Al-Ahram Weekly Online   20 - 26 March 2008
Issue No. 889
Egypt
 
Published in Cairo by AL-AHRAM established in 1875

Campus pressure

An appeal has been launched to help Cairo University acquire a 30,000 square metre piece of land next to its Giza campus that will otherwise be sold to investors seeking to develop a residential and commercial complex, reports Reem Leila

photo: Randa Shaath
photo: Randa Shaath

As soon as the Holding Company for Tourism, Hotels and Cinemas (HCTHC) announced in a series of newspaper advertisements that it was seeking tenders for the land alarm bells sounded within the university. The already overcrowded campus, say administrators, must be extended if it is to absorb an annual intake that has exceeded more than 40,000.

Though the HCTHC agreed to postpone the sale of the land, originally scheduled for 23 March, to give time for an appeal, the plot is valued at more than LE300 million, an unprecedented sum for any public subscription in Egypt.

The appeal is being coordinated by the Ministry of Investment.

"It is very ambitious," says Ali Abdel-Rahman, president of Cairo University, "not least because there is no real tradition of this kind of appeal in the region. But I believe it can succeed, and must if we are to accomplish our ambitious future plans."

Extending the existing campus, he says, will not only alleviate the pressure on already overcrowded classrooms and lecture halls but allow room for sports and physical education facilities. "I think there is a great deal of nostalgia for our current setting," says Abdel-Rahman, "and there are always dislocations from any move." The problem the university faces, though, is that given land values it simply cannot afford to expand in its current locale, without the generous help of the public.

A press and TV campaign has already been planned to encourage people to donate whatever they can afford, starting at a minimum sum of LE10.

Gynaecologist Mohamed Abul-Ghar, a founder of 9 March Movement, has started a fund-raising campaign within the Faculty of Medicine to secure the land for the university.

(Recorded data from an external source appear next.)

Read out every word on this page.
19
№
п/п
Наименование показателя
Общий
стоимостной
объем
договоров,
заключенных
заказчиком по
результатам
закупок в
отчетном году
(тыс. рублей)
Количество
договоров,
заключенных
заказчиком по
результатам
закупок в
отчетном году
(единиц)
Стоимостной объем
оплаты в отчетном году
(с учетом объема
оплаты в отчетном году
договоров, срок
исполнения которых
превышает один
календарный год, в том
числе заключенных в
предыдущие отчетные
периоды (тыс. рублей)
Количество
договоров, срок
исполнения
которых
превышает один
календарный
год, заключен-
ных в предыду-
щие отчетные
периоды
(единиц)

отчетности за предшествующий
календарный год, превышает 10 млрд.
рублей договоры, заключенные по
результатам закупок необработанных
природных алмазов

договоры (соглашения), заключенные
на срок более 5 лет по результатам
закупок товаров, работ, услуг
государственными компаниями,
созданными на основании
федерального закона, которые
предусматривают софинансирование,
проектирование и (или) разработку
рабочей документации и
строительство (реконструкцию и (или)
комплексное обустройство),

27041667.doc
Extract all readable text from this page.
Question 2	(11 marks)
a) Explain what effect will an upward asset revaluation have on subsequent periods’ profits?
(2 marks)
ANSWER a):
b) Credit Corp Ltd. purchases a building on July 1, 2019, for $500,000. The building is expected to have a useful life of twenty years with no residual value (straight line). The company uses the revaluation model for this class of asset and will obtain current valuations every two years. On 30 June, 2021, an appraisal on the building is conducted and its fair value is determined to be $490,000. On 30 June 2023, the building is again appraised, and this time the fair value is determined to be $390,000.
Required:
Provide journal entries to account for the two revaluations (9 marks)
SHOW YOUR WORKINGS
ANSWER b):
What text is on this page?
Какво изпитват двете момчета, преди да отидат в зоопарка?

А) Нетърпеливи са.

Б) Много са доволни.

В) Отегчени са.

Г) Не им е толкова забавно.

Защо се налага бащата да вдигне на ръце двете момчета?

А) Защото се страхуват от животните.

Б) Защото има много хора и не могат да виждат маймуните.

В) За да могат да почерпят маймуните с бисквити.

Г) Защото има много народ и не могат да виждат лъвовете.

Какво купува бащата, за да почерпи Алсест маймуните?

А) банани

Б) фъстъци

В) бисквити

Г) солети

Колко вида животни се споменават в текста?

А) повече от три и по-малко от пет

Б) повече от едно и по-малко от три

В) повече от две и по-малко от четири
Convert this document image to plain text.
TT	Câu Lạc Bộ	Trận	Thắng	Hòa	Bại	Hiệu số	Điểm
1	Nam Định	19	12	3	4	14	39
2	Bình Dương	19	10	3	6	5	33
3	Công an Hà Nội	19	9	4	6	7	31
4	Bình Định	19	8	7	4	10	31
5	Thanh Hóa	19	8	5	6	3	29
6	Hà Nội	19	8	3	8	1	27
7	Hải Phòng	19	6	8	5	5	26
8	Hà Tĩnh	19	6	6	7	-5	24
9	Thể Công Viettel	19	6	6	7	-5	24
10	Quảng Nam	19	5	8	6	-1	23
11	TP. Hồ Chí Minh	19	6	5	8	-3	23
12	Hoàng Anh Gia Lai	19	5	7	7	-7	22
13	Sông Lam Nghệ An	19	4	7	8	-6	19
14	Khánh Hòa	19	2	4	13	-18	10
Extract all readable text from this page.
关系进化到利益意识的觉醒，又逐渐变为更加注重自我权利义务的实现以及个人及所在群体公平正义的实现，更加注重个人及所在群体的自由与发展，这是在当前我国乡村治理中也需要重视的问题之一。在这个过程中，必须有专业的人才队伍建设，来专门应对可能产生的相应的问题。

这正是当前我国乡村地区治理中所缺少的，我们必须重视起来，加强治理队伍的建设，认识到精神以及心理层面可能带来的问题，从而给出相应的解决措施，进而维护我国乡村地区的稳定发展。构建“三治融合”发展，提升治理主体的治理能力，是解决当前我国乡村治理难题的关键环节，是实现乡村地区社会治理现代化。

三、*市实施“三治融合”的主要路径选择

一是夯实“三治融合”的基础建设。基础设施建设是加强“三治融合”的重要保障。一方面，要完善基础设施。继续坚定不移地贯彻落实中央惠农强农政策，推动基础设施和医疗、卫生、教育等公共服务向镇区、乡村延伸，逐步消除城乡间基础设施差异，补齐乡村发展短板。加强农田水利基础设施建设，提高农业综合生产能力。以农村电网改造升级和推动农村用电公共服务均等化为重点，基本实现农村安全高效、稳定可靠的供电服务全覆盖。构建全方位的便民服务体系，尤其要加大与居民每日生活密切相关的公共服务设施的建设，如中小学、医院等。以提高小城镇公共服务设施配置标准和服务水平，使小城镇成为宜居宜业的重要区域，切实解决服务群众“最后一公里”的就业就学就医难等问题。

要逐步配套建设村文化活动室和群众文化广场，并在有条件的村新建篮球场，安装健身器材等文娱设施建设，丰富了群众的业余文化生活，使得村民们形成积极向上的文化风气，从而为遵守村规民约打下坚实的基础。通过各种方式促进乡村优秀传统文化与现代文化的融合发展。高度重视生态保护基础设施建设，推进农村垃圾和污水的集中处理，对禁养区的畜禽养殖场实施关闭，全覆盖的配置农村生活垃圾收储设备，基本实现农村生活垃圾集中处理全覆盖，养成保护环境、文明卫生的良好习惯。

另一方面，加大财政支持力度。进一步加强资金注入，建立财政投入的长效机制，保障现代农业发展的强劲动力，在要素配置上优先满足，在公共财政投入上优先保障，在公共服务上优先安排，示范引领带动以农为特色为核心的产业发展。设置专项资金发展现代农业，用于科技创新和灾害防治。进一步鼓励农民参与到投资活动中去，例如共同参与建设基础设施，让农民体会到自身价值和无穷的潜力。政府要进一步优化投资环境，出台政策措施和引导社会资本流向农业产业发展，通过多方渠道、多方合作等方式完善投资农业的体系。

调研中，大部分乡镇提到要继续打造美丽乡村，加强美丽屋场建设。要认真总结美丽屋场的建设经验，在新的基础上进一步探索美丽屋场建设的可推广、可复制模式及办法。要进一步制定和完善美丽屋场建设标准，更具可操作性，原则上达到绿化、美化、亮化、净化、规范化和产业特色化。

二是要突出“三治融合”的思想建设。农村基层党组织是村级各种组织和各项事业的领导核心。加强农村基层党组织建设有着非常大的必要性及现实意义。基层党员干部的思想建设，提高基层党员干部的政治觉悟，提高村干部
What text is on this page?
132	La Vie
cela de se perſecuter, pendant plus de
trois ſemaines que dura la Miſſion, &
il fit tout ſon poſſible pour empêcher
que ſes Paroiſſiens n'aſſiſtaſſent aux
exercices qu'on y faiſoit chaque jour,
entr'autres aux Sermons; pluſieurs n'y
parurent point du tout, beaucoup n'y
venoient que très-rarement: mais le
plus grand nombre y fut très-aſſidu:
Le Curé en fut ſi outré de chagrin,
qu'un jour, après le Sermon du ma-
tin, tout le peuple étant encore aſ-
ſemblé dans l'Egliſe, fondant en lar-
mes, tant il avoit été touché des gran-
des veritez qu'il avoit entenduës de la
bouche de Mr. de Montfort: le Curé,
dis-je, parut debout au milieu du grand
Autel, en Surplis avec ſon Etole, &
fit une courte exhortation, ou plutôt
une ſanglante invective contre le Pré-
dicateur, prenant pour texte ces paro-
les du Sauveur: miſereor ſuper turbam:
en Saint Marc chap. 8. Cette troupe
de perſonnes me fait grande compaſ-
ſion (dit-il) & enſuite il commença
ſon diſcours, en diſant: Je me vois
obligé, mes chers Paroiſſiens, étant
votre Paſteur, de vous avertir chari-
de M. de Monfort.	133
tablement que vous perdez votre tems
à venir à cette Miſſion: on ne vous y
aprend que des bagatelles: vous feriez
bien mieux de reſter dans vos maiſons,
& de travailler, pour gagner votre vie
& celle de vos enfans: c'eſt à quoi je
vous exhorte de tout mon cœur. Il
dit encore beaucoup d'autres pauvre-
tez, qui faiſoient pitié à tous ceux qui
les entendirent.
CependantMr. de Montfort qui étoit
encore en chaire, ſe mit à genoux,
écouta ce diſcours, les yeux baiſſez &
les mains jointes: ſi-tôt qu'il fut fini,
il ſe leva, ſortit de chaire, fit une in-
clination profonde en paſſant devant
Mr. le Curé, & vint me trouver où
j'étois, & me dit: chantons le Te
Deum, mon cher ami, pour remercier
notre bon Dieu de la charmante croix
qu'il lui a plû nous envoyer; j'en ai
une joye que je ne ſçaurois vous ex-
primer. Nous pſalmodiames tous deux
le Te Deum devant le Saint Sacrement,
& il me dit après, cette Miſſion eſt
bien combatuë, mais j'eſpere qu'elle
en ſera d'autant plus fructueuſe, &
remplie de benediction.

While such appeals are common abroad, in Egypt such campaigns have been limited to charitable foundations, the most notable, in recent years, being the National Cancer Hospital for Children. "This will be the first time a fundraising campaign has been launched to build a university though Egyptians are used to being asked for funds for projects such as orphanages and shelters for the homeless," says Abul-Ghar.

The Cairo University was officially inaugurated on 21 December 1908. Its largest benefactor was Princess Fatima Ismail, a sister of King Fouad, who donated 600 feddans of land and sold her magnificent collection of jewellery to help fund the project.

As yet the largest sum received is the LE1 million donated by Saudi prince Talal Bin Abdul-Aziz, chairman of the Arab Council for Childhood and Development. The organisers of the appeal hope that Egypt's own super rich will dip their hands in their pockets. And ordinary Egyptians will soon be able to contribute: the appeal, says Abdel-Rahman, will soon open an account at one of Egypt's national banks to enable people to make deposits.

"Should the appeal fail to raise the required sum in time all donations will be returned," says Abdel-Rahman.

While Ali Abdel-Aziz, the chairman of HCTHC, agreed to postpone the tender at the request of Minister of Investment Mahmoud Mohieddin, he does not think the postponement can last much beyond two months given the rate at which steel and cement prices are increasing. "The location is strategic and the plot potentially a very profitable one. It is not an opportunity we can pass on forever," he argues.